In a recent dispute, International Transport Intermediaries Club (ITIC) helped a naval architect to successfully reduce the level of a claim by a shipbuilder for damages and loss of profits following the sinking of a hydrographic survey vessel which was deemed to be unstable.
The naval architect was appointed by the builder to approve the vessel’s design and stability in accordance with prescribed standards. The naval architect surveyed the vessel, conducted a stability test, and issued the necessary certificates of compliance, confirming that the vessel conformed to the relevant standards.
The vessel was then put through sea trials during which it capsized, resulting in significant damage. The buyer rejected the vessel and ended discussions about the possible purchase of a number of other vessels from the same builder.
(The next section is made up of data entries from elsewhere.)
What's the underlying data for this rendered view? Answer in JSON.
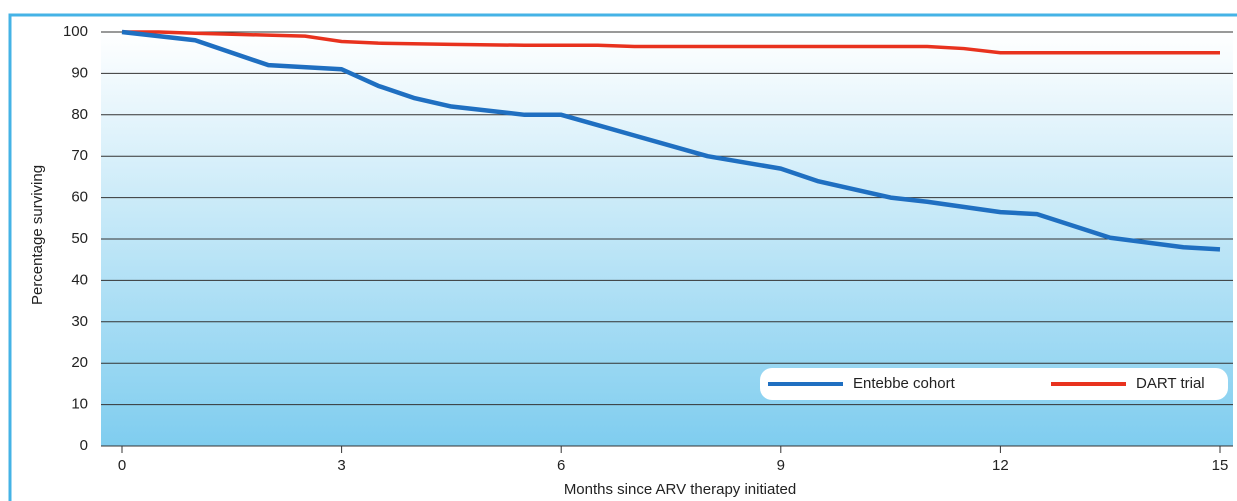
{
  "chart_data": {
    "type": "line",
    "xlabel": "Months since ARV therapy initiated",
    "ylabel": "Percentage surviving",
    "xlim": [
      0,
      15
    ],
    "xticks": [
      0,
      3,
      6,
      9,
      12,
      15
    ],
    "ylim": [
      0,
      100
    ],
    "yticks": [
      0,
      10,
      20,
      30,
      40,
      50,
      60,
      70,
      80,
      90,
      100
    ],
    "grid": true,
    "legend": "lower right",
    "series": [
      {
        "name": "Entebbe cohort",
        "color": "#1f6fc1",
        "x": [
          0,
          1,
          2,
          3,
          3.5,
          4,
          4.5,
          5.5,
          6,
          7,
          8,
          9,
          9.5,
          10.5,
          11,
          12,
          12.5,
          13.5,
          14.5,
          15
        ],
        "values": [
          100,
          98,
          92,
          91,
          87,
          84,
          82,
          80,
          80,
          75,
          70,
          67,
          64,
          60,
          59,
          56.5,
          56,
          50.3,
          48,
          47.5
        ]
      },
      {
        "name": "DART trial",
        "color": "#e8321e",
        "x": [
          0,
          0.5,
          1,
          2.5,
          3,
          3.5,
          4.5,
          5.5,
          6.5,
          7,
          11,
          11.5,
          12,
          15
        ],
        "values": [
          100,
          100,
          99.7,
          99,
          97.7,
          97.3,
          97,
          96.8,
          96.8,
          96.5,
          96.5,
          96,
          95,
          95
        ]
      }
    ]
  }
}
Following the capsize, the buyer and the relevant maritime safety authority commissioned separate reports from two other naval architects, who both deemed that the vessel did not meet the required standards. The builder brought a claim against the naval architect for approximately $2m, representing direct losses allegedly suffered as a result of the incident and a large loss of profits claim in respect of the buyer’s decision not to have further vessels built.
After proceedings were issued, the parties agreed to conduct a repeat of the stability test, which showed the vessel to be unstable and confirmed that compliance certificates should not have been issued. After negotiation, the claim was ultimately settled for $250,000. This reduced settlement was achieved because the builder was unable to provide evidence that further build contracts would have been placed.